As usual, I don't know, really, but it feels important to acknowledge what those little heartbeats gave me: a chance to be brave for someone else, to learn that I am seen, to feel loved in the deepest, darkest places I didn't even know I had.
I will honor these days and the hearts that beat, barely and remarkably, and my own heart by not swallowing any tears that need to be cried today.
By speaking kind, life-affirming words today - to other people and to myself. I may not have children to hold but I can bring life into the world, I can nurture the life around and within me. I have not birthed life, but I can breathe it, I can speak it. No one calls me mother, but I can mother today, I can protect, I can love without reservation or condition.
By breaking bread, by feasting, with friends who held our tears and our anger and our confusion. I can offer my thanks for them and I can celebrate that should our hearts break again, we will not be alone.

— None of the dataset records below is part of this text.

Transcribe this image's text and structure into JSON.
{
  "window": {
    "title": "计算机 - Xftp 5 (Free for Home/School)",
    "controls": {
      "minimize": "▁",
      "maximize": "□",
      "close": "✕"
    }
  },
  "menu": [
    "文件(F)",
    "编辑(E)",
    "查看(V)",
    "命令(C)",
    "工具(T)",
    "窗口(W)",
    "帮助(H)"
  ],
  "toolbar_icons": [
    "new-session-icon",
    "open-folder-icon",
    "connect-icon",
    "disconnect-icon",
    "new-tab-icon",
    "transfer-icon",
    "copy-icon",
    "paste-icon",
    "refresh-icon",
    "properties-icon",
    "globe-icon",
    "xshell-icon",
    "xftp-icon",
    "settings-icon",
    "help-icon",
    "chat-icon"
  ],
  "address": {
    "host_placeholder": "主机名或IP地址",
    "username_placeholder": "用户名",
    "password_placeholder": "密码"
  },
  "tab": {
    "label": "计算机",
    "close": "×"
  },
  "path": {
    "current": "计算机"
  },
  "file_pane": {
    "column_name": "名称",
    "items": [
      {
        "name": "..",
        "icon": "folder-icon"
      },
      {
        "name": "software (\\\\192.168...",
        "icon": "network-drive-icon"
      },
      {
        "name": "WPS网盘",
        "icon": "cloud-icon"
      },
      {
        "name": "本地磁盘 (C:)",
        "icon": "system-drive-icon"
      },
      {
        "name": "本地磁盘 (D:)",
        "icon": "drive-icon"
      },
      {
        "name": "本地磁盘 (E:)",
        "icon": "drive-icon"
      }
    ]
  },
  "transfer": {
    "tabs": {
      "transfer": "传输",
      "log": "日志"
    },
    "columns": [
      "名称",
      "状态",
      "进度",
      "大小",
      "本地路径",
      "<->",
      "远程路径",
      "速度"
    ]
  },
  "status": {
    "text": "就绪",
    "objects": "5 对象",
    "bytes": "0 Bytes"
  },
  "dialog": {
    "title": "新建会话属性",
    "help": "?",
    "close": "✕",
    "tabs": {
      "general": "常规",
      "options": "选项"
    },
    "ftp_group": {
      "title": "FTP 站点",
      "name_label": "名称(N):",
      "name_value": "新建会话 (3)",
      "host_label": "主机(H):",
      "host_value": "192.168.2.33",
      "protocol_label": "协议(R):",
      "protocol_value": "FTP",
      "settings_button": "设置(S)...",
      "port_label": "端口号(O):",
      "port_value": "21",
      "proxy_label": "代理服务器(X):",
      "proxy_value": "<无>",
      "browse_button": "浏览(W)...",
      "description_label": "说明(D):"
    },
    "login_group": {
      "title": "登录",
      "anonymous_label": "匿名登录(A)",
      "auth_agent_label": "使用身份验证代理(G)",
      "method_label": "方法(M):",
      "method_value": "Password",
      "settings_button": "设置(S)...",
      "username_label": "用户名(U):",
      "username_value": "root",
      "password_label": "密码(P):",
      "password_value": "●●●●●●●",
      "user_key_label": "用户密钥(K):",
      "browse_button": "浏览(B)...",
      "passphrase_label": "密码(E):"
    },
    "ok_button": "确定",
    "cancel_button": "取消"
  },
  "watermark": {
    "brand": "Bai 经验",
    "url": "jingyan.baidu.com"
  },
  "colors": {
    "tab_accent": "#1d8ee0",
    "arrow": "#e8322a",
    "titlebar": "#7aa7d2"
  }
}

By taking a walk in the fresh air, rejoicing that I'm here, that I survived, that I got up off the floor, that it didn't kill me. I can inhale and exhale deeply and exult that it doesn't hurt to breathe anymore.
By kissing my man, full on the mouth, sloppy and loud and in wonder that we're making it, that I feel more and better loved, that I know him deeper, that I am more deeply known.
Each sad anniversary represents a no from God, a reminder that despite my pleading, I did not get what I asked for. But, and this is one big, glorious but, I can hear more clearly His resounding Yes over my life.
I can remember today how I am changed, how three times over a mother and then not has carved itself on my soul and I can marvel at what effective companions Sorrow and Suffering can be.
I think I'm a little bit harder and a lot quicker to cry. More cynical maybe, but more fiercely convinced of the necessity of hope. Marked by sadness but what I'm starting to think is also joy. Less patient with superficiality, but more patient with the excruciatingly slow work of God. More broken, for sure, but desperately hoping I am in greater communion with the One broken for me.
I can commit to this: I will walk this out. I will walk. this. out. I will go all the way through. I will learn everything I can learn. I will not choose avoidance or distraction or indifference. I will hope even when I'm scared. I will not be ashamed of the shattering of my heart any more than I would be of the shattering of a bone. I will believe that miscarriage is not the last word for my life. I will hope because I know that the end is good, and this is not the end.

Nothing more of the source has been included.